1 cup unsalted butter or unsalted margarine*
8 ounces semisweet chocolate chips, or bars, cut into bite-size chunks
5 large eggs
1/2 cup sugar
Pinch of salt
4 teaspoons flour
8 extra-large paper muffin cups (or use regular paper muffin cups, which will make 12 cakes)
1 (6 ounce) container raspberries
1/2 cup powdered sugar
1/2 toffee crunch
1. Melt butter and chocolate in a medium heat-proof bowl over a saucepan of simmering water; remove from heat.

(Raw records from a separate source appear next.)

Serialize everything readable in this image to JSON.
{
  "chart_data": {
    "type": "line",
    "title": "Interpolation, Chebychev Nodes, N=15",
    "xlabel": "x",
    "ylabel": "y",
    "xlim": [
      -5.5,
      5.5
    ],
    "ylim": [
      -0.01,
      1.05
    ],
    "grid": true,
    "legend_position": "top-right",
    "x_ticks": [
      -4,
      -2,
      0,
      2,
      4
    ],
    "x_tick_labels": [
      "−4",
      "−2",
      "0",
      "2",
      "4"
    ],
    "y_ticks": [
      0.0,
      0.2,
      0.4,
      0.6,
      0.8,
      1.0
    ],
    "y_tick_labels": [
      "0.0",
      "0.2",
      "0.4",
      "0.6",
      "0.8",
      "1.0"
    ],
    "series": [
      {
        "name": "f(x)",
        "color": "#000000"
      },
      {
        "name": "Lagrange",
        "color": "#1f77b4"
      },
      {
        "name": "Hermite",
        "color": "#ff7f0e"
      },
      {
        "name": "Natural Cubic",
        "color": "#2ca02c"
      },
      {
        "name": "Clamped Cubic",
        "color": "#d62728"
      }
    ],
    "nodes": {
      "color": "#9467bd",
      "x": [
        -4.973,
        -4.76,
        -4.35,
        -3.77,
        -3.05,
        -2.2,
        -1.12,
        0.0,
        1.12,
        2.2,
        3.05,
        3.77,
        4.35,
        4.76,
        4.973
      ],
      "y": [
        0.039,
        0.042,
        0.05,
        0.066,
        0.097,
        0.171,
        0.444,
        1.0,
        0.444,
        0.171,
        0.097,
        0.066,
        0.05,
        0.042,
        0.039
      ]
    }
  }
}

2. Beat eggs, sugar and salt with a hand mixer in a medium bowl until sugar dissolves. Beat egg mixture into chocolate until smooth. Beat in flour until just combined. (Batter can be made a day ahead; return to room temperature an hour or so before baking.)
3. Before serving dinner, adjust oven rack to middle position; heat oven to 450 degrees.
4. Line a standard-size muffin tin (1/2 cup capacity) with 8 extra-large muffin papers. Spray muffin papers with vegetable cooking spray. Divide batter among muffin cups.
5. Bake until batter puffs but center is not set, 8 to 10 minutes. Carefully lift cakes from tin and set upside down on dessert plate. Slowly pull papers away from cakes.
6. Top each with powdered sugar, raspberry or any garnish you wish and serve immediately.